En 1898, alors qu’elle terminait son livre, elle cita de nouveau un cantique : « Quel ami fidèle et tendre »4. Pour Ellen, désirer Jésus était la seule réponse raisonnable à l’amour de Dieu en Christ. Rien ne la satisfaisait autant que d’être avec Jésus. « Tout mon être soupire après le Seigneur. Quelques rayons de lumière occasionnels ne sauraient me suffire. Il m’en faut davantage 5. »

Dans la préface anglaise de Jésus-Christ, voici ce que déclarent les éditeurs : « Il entre dans le dessein de Dieu que ce désir ardent du cœur humain conduise à celui-là seul capable de le satisfaire. C’est lui-même qui nous inspire ce désir, afin de nous conduire à lui, plénitude et accomplissement même de ce désir. C’est en Jésus-Christ, le Fils du Dieu éternel, que se trouve cette plénitude 6. »

En lisant Jésus-Christ, on pense souvent que ce livre présente une vision historique de Jésus. Cependant, il va beaucoup plus loin que ça : il cherche à cultiver dans le cœur du lecteur une attitude d’adoration.

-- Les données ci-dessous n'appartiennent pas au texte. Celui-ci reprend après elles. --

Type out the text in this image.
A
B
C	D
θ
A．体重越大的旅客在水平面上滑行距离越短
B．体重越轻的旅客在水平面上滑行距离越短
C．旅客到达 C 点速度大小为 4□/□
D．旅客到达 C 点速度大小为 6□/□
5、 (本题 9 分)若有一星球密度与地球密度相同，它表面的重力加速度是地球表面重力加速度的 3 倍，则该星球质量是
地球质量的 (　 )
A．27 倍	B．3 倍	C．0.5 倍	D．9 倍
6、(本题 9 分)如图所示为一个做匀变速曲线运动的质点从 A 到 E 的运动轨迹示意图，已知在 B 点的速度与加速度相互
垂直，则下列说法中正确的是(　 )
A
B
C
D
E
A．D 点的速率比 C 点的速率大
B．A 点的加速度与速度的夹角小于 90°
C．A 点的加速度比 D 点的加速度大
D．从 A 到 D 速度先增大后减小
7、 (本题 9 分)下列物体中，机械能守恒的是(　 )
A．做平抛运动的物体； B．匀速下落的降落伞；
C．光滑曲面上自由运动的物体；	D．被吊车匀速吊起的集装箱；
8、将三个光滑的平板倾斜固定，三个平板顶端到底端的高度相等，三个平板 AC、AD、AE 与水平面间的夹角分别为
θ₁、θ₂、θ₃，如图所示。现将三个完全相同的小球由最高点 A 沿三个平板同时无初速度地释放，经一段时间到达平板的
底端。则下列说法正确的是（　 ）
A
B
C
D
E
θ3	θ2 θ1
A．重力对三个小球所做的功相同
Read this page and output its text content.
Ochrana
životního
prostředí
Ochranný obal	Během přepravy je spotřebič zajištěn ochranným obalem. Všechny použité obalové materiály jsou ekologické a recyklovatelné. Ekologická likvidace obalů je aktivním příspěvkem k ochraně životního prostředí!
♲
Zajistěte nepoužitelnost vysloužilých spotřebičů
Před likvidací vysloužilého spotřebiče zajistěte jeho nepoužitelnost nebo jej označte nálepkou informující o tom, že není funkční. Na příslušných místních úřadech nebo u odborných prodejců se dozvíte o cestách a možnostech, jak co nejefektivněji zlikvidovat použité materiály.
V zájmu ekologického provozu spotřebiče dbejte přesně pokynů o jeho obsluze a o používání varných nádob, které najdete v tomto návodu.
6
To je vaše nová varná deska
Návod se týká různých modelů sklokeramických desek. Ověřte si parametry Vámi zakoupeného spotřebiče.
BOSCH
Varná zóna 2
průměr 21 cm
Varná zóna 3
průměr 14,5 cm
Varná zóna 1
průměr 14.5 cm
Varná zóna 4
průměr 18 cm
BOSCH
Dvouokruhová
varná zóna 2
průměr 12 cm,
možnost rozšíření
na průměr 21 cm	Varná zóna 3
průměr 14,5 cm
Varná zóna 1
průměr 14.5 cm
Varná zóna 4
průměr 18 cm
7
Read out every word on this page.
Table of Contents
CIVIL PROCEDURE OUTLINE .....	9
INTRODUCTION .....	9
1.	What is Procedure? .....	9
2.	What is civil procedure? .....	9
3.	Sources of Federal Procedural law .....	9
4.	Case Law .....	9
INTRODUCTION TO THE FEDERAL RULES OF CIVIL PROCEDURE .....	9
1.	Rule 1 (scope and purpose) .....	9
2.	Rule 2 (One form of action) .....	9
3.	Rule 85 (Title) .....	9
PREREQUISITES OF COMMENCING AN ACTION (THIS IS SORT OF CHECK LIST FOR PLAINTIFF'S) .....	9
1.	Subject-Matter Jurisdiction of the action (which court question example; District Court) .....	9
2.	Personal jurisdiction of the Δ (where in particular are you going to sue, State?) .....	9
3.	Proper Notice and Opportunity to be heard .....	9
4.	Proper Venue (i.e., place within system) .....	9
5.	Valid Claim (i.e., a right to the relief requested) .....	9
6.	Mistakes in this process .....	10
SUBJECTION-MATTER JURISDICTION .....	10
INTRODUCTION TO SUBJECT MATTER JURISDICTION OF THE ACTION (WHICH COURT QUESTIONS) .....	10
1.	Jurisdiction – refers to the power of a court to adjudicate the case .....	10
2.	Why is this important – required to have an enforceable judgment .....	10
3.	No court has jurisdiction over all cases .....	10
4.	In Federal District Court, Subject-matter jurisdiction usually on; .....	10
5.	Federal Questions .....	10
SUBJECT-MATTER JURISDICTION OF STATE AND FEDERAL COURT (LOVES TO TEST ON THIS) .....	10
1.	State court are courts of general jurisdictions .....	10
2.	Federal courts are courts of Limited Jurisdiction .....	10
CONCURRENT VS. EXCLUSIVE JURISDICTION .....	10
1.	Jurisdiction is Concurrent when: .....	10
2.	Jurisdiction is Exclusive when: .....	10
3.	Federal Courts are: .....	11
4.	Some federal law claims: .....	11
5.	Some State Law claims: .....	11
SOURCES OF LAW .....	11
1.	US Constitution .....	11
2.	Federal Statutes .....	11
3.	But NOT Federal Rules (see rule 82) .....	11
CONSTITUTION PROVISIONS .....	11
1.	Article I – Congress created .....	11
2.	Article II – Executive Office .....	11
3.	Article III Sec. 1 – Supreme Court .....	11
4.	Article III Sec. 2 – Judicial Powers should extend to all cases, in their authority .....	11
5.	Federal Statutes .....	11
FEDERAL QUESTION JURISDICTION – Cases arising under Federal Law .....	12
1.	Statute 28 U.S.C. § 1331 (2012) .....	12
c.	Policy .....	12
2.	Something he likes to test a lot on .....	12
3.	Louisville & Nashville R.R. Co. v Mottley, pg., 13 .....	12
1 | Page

Il lui demande : Qu’est-ce que ton cœur désire ? Quoi ou qui adores-tu ?

LA PERSPECTIVE DE L’ADORATION

Je suggère à l’Église de reconsidérer l’ensemble des écrits d’Ellen White, en particulier la série La grande controverse, en tant que traité sur l’adoration. La grande controverse entre Christ et Satan porte sur une question cruciale : l’amour pour Dieu ou l’amour de soi. Désirer Dieu est la seule réponse raisonnable à son amour bienveillant pour nous (Rm 12.1,2). Les lecteurs fervents de la série La grande controverse ont vite remarqué la première et la dernière phrase de l’ensemble de l’ouvrage : « Dieu est amour ».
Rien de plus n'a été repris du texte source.